Personal information
- Date of birth: 14 April 1985 (age 39)
- Place of birth: Mönchengladbach, West Germany
- Height: 1.87 m (6 ft 2 in)
- Position(s): Forward

Youth career
- 0000–1999: Rheydter SV
- 1999–2004: Borussia Mönchengladbach

Senior career*
- Years: Team / Apps / (Gls)
- 2004–2005: Borussia Mönchengladbach II / 27 / (11)
- 2005: Bayer 04 Leverkusen II / 17 / (3)
- 2006–2007: Borussia Mönchengladbach II / 43 / (14)
- 2006–2007: Borussia Mönchengladbach / 1 / (0)
- 2007–2009: FC St. Pauli / 33 / (7)
- 2007–2009: FC St. Pauli II / 4 / (0)
- 2009–2010: FC Wegberg-Beeck

International career
- 2005: Germany U-20 / 3 / (0)

= René Schnitzler =

German footballer

René Schnitzler (born 14 April 1985) is a German former professional footballer who played as a forward.

== Career ==
Schnitzler was born in Mönchengladbach. He made his debut on the professional league level in the Bundesliga for Borussia Mönchengladbach on 19 May 2007 when he came on as a substitute in the 57th minute in a game against VfL Bochum.

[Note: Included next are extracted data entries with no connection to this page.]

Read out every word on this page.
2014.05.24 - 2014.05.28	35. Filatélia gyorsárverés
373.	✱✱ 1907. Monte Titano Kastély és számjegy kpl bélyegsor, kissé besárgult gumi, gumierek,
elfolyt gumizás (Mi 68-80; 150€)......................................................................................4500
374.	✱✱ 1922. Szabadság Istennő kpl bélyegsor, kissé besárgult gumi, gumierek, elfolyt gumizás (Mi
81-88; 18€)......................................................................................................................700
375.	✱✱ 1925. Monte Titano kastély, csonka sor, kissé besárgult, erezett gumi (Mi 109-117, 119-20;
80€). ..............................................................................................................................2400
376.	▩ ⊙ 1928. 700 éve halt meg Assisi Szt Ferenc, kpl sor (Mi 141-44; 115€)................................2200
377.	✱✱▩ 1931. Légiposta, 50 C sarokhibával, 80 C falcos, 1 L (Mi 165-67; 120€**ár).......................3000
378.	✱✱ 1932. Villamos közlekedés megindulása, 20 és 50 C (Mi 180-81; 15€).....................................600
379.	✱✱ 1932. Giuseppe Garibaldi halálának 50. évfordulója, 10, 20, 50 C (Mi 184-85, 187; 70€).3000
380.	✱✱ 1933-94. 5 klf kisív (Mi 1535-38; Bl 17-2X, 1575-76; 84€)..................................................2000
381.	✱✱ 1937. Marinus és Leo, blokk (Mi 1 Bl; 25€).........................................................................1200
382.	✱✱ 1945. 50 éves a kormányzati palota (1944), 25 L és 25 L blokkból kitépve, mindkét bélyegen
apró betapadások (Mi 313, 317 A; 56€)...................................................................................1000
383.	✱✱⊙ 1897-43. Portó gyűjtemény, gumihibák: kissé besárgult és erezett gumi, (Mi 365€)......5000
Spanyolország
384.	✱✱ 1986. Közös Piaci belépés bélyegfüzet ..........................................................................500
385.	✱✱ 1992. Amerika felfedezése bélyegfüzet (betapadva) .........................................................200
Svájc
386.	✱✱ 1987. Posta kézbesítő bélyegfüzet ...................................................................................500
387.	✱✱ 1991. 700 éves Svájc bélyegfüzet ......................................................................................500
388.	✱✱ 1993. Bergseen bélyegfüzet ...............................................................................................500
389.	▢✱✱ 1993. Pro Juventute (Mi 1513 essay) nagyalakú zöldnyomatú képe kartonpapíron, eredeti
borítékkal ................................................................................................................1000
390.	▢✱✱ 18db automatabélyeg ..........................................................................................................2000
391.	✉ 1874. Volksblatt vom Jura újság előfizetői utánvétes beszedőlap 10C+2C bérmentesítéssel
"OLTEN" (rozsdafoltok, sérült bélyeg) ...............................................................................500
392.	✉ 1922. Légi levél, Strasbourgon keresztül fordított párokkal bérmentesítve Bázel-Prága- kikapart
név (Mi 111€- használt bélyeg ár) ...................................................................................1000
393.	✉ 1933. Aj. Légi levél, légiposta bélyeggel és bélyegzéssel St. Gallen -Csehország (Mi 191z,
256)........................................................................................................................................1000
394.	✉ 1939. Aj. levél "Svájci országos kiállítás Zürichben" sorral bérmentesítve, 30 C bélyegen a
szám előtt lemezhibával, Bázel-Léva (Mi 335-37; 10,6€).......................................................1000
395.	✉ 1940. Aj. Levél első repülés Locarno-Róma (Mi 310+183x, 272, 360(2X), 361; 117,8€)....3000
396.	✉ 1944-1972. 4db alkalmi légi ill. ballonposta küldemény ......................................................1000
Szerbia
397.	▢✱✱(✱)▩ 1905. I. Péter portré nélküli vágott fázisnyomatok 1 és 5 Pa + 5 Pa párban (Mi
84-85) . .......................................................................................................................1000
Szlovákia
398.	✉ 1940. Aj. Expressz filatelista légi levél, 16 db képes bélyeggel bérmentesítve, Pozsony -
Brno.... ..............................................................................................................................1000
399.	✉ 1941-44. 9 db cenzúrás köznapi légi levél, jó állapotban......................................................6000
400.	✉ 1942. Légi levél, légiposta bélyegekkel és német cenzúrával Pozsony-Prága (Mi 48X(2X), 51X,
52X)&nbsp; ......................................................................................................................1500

In 2009, after just one day with Sint-Truiden, he returned to Germany and signed for FC Wegberg-Beeck on a two-year contract. He left the club in December 2010.

In 2011 Schnitzler admitted receiving €100,000 to fix five matches while playing for St. Pauli in 2008. On 19 July 2011, he was banned for 30 months in Germany for his part in fixing five second division matches in 2008.